The Ultramarines were experimental soldiers who originally fought the JLA on behalf of the US government and the crazed General Wade Eiling. After discovering that they were dying as a result of their dedicated-marine to government-superhero transformations, they teamed up with the JLA to stop the General, who had transferred his consciousness into the body of the Shaggy Man. After their first adventure they retired to a floating nation called Superbia that flew above the ruins of Montevideo (the city destroyed by Tempest's rogue Rocket Red warsuit, deployed by Vandal Savage in DC One-Million). They became the International Ultramarine Corps and joined up with some other old-school or obscure superheroes.

Counter-clockwise from the flaming-headed Irishman:



1) Jack O'Lantern III - Factory worker Liam McHugh inherited the 'pumpkin of power' from Jack O'Lantern I (Daniel Cormac). Basically has powers like the Green Goblin.

2) Goraiko - Japanese sumo super-creature! Has actually never been in anything outside of that splash page in JLA #26). Crushes and burns things, apparently.

3) Flow (Dan Stone)(Original Ultramarine) - Living liquid, and they apparently now call him Glob, for some reason.

4) Pulse-8 (John Wether) - Utilizes the "unified field harmonic" to wield atomic powers. Now has a Cosmic Keyboard that makes me smile like a schoolgirl.

5) Warmaker-One (Scott Sawyer) - Robbed of his physical body, Sawyer is now only the stealth weapon-suit Warmaker One. Leader of the Ultramarines.

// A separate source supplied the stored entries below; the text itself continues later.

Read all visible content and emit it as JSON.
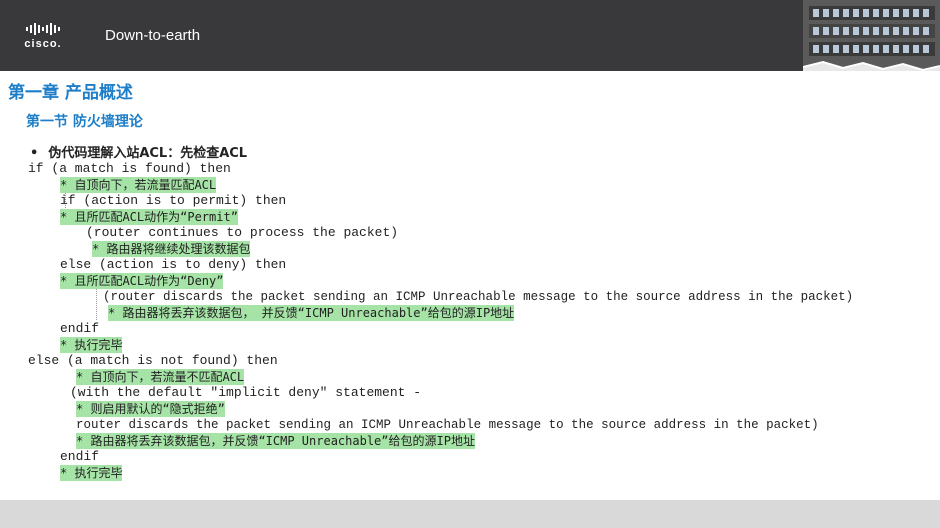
{
  "header": {
    "logo_text": "cisco.",
    "title": "Down-to-earth"
  },
  "heading": {
    "chapter": "第一章 产品概述",
    "section": "第一节 防火墙理论"
  },
  "bullet": {
    "marker": "•",
    "text": "伪代码理解入站ACL：先检查ACL"
  },
  "code_lines": [
    {
      "text": "if (a match is found) then",
      "highlight": false
    },
    {
      "text": "* 自顶向下，若流量匹配ACL",
      "highlight": true
    },
    {
      "text": "if (action is to permit) then",
      "highlight": false
    },
    {
      "text": "* 且所匹配ACL动作为“Permit”",
      "highlight": true
    },
    {
      "text": "(router continues to process the packet)",
      "highlight": false
    },
    {
      "text": "* 路由器将继续处理该数据包",
      "highlight": true
    },
    {
      "text": "else (action is to deny) then",
      "highlight": false
    },
    {
      "text": "* 且所匹配ACL动作为“Deny”",
      "highlight": true
    },
    {
      "text": "(router discards the packet sending an ICMP Unreachable message to the source address in the packet)",
      "highlight": false
    },
    {
      "text": "* 路由器将丢弃该数据包， 并反馈“ICMP Unreachable”给包的源IP地址",
      "highlight": true
    },
    {
      "text": "endif",
      "highlight": false
    },
    {
      "text": "* 执行完毕",
      "highlight": true
    },
    {
      "text": "else (a match is not found) then",
      "highlight": false
    },
    {
      "text": "* 自顶向下，若流量不匹配ACL",
      "highlight": true
    },
    {
      "text": "(with the default \"implicit deny\" statement -",
      "highlight": false
    },
    {
      "text": "* 则启用默认的“隐式拒绝”",
      "highlight": true
    },
    {
      "text": "router discards the packet sending an ICMP Unreachable message to the source address in the packet)",
      "highlight": false
    },
    {
      "text": "* 路由器将丢弃该数据包，并反馈“ICMP Unreachable”给包的源IP地址",
      "highlight": true
    },
    {
      "text": "endif",
      "highlight": false
    },
    {
      "text": "* 执行完毕",
      "highlight": true
    }
  ]
}
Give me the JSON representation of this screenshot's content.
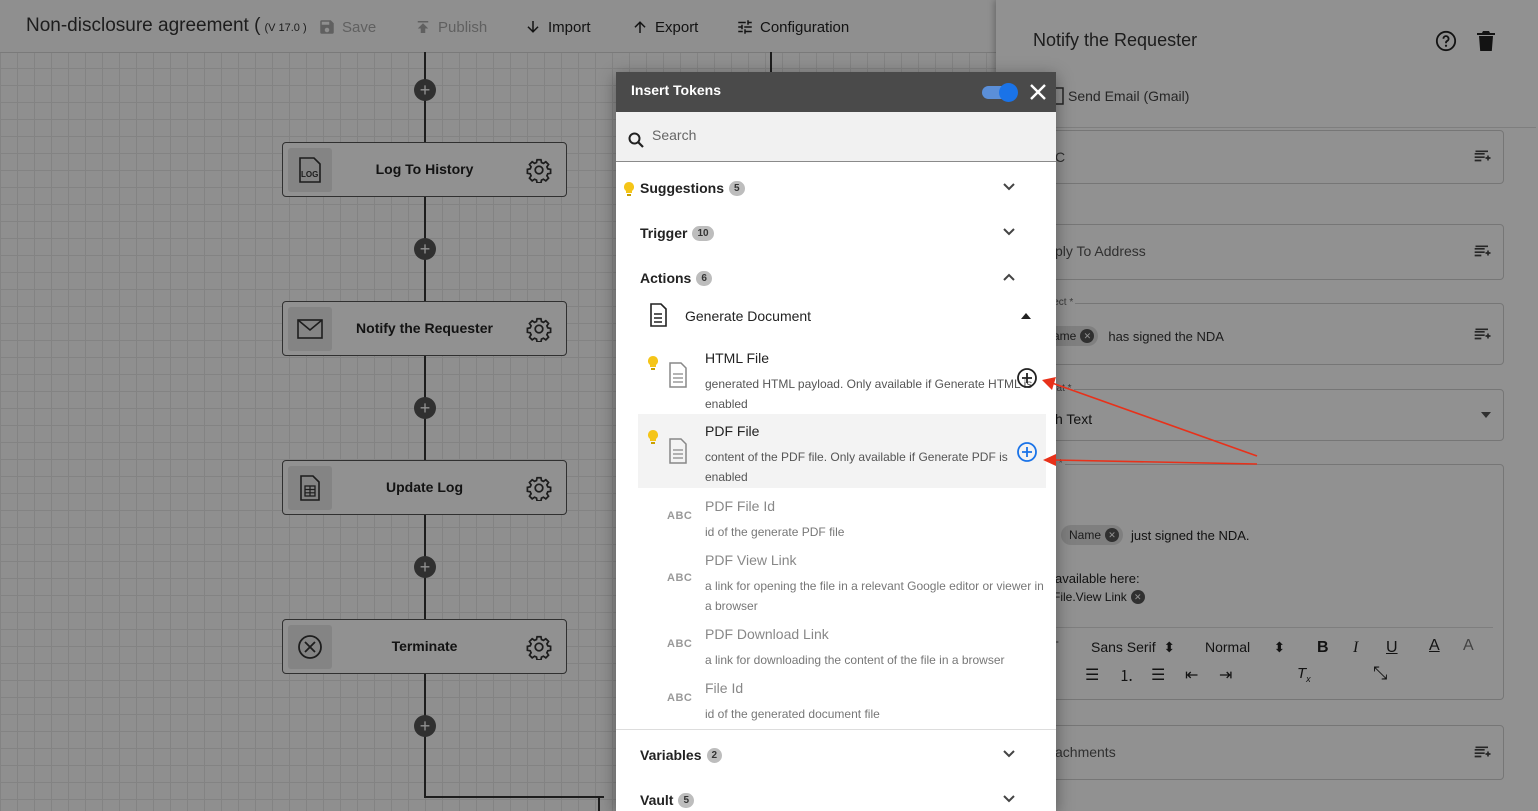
{
  "workflow": {
    "title": "Non-disclosure agreement (",
    "version": "(V 17.0 )",
    "toolbar": {
      "save": "Save",
      "publish": "Publish",
      "import": "Import",
      "export": "Export",
      "configuration": "Configuration"
    },
    "nodes": [
      {
        "label": "Log To History",
        "icon": "log-icon"
      },
      {
        "label": "Notify the Requester",
        "icon": "mail-icon"
      },
      {
        "label": "Update Log",
        "icon": "sheet-icon"
      },
      {
        "label": "Terminate",
        "icon": "terminate-icon"
      }
    ]
  },
  "panel": {
    "title": "Notify the Requester",
    "action": "Send Email (Gmail)",
    "cc_fragment": "C",
    "reply_to_fragment": "ply To Address",
    "subject_label_fragment": "ject *",
    "subject_chip": "ame",
    "subject_text": "has signed the NDA",
    "format_label_fragment": "nat *",
    "format_value_fragment": "h Text",
    "body_label_fragment": "y *",
    "body_chip_name": "Name",
    "body_text_1": "just signed the NDA.",
    "body_text_2": "available here:",
    "body_chip_link": "File.View Link",
    "editor": {
      "font": "Sans Serif",
      "size": "Normal"
    },
    "attachments_fragment": "achments"
  },
  "dialog": {
    "title": "Insert Tokens",
    "toggle_on": true,
    "search_placeholder": "Search",
    "sections": {
      "suggestions": {
        "label": "Suggestions",
        "count": "5"
      },
      "trigger": {
        "label": "Trigger",
        "count": "10"
      },
      "actions": {
        "label": "Actions",
        "count": "6"
      },
      "variables": {
        "label": "Variables",
        "count": "2"
      },
      "vault": {
        "label": "Vault",
        "count": "5"
      }
    },
    "group": "Generate Document",
    "tokens": [
      {
        "name": "HTML File",
        "desc": "generated HTML payload. Only available if Generate HTML is enabled"
      },
      {
        "name": "PDF File",
        "desc": "content of the PDF file. Only available if Generate PDF is enabled"
      },
      {
        "name": "PDF File Id",
        "desc": "id of the generate PDF file",
        "type_label": "ABC"
      },
      {
        "name": "PDF View Link",
        "desc": "a link for opening the file in a relevant Google editor or viewer in a browser",
        "type_label": "ABC"
      },
      {
        "name": "PDF Download Link",
        "desc": "a link for downloading the content of the file in a browser",
        "type_label": "ABC"
      },
      {
        "name": "File Id",
        "desc": "id of the generated document file",
        "type_label": "ABC"
      }
    ]
  },
  "colors": {
    "accent": "#1a73e8",
    "arrow": "#e8311a",
    "bulb": "#f5c518"
  }
}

6) Knight (II) - Son of the Earl of Wodenshire (Knight I) and the former Squire. He's the English Batman. 'Nuff said.

7) Squire (III) - English Robin. 'Nuff said.

8) 4-D (Lea Corbin) - has powers of ther full spectrum of the 4 dimensions - can go 2-dimensional to fuck with people. Recently helped out Wonder Woman.

(Not pictured and not in JLA: Classified #1, but still in the Ultramarines)

9) Vixen - Feline animal superheroine. In touch with the same morphic field that Animal Man taps into.

10) Olympian - bizarre Greek hero with the spirits of the Argonauts in his head - seriously.